TIME Archaeology

The Strangest Beast on the First Americans’ Menu

Remains of the day: post-Clovis humans consider what used to be called dinner
Remains of the day: post-Clovis humans consider what used to be called dinner RONALDO SCHEMIDT; AFP/Getty Images

An early ancestor of the elephant and an early ancestor of modern humans lived together in North America. That was good news for the hungry people, but not for the proto-elephants

There were a lot of things on the menu for early Americans—deer, antelope, buffalo. But if you really wanted to eat well, and you were an especially early early American, there was nothing quite like a good haunch of gomphothere. That, it turns out, may have been one of the staples of the prehistoric Clovis culture, and while plenty of people never heard of this particular predator or its prey, the fact that they crossed paths is very big news.

The Clovis people are believed to be the earliest occupants of North America, arriving in the southwestern part of the continent somewhere between 13,000 and 13,500 years ago. Gomphotheres, a faintly freakish, four-tusked ancestor of the elephant, had the humans beat by a lot, first appearing on the scene as far back as 33 million years ago. The scientific wisdom had always been that the two species never co-existed, but the scientific wisdom hadn’t reckoned with a site called El Fin del Mundo (the end of the world) in northwestern Mexico.

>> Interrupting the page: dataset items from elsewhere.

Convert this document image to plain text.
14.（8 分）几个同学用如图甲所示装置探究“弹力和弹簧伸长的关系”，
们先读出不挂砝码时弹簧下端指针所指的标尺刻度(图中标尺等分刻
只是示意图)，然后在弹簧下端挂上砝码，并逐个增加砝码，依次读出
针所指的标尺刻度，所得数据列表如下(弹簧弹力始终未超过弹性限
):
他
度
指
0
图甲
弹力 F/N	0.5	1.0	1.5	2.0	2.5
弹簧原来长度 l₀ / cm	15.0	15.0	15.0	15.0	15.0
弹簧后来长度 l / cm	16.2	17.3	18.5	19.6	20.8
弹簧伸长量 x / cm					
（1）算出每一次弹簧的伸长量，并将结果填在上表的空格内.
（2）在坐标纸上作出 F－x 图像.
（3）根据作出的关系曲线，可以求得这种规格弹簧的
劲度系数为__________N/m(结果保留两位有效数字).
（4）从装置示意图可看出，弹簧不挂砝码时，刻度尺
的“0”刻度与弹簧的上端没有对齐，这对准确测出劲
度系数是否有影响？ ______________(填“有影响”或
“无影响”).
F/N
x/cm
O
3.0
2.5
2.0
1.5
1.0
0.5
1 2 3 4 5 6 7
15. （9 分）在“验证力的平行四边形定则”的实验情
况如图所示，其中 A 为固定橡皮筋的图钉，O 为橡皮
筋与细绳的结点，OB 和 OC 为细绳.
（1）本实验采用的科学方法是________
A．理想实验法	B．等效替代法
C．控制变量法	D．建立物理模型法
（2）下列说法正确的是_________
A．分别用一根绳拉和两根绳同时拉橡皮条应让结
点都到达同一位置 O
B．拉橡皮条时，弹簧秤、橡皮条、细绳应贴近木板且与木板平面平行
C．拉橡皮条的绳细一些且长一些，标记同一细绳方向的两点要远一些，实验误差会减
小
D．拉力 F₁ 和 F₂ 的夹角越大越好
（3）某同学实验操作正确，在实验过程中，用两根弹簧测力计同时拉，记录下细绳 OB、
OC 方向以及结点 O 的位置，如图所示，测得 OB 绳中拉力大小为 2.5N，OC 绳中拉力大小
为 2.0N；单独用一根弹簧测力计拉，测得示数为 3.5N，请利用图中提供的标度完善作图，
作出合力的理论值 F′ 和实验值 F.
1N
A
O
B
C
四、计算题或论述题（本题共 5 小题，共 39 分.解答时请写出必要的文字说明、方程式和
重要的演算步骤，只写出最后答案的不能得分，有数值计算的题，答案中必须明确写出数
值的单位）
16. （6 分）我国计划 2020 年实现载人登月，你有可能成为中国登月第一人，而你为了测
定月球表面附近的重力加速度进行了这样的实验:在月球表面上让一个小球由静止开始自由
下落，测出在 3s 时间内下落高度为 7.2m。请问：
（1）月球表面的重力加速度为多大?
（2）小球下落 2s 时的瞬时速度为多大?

Researchers from the University of Arizona, the National Autonomous University of Mexico and elsewhere began exploring the site in 2007, after a local rancher reported finding animal remains. They continued digging until 2012, and in a paper just published in Proceedings of the National Academy of Sciences (PNAS), revealed conclusive proof that the gomphotheres thundered and the Clovis people hunted at the same time and in the same place—and the Clovis got the better of the deal.

The first discoveries at the site were a few complete Clovis spear points, along with bones that appeared to be from a large bison. That made it a nice find, but hardly a remarkable one. The following year, however, the investigators unearthed a mandible that was not remotely bison-like, but was entirely gomphothere-like, and that changed everything.

Further digging revealed the complete remains of two gomphotheres—one 13 to 24 years old and the other a comparative juvenile at 10-12 years old. Mingled in with the bones were more spear points and though weathering on the bones made it hard to look for the cut marks and gouges that usually indicate butchering, the signs of a hunt were unmistakable. For one thing, animals that die natural deaths leave bones arranged in more or less the proper skeletal configuration. In this case, however, the remains were stacked in two distinct, non-anatomical piles.

The fact that some of the spear points the investigators unearthed were mingled in with the bones suggests that the Clovis hunters either simply tossed them there after they were done with the remains, or that the points were somehow lost in the flesh of the carcass and too hard to retrieve. The condition of the points suggests they may indeed have been well-embedded. “Three of the four points are complete,” the researchers wrote, “but the fourth is missing its base due to an impact-related snap.”

History was not kind to either the gomphothere or the Clovis culture. The proto-elephants eventually died off and were replaced by the modern, two-tusked model. And the Clovis culture eventually dispersed and settled into different sub-cultures, each adapting to the conditions on its own part of the continent. Some archaeologists think that the gomphothere might have had the last laugh, since the end of the Clovis line could have been caused by the disappearance of it and other such “megafauna” to hunt. The prey went down, but it may have taken the predator culture with it.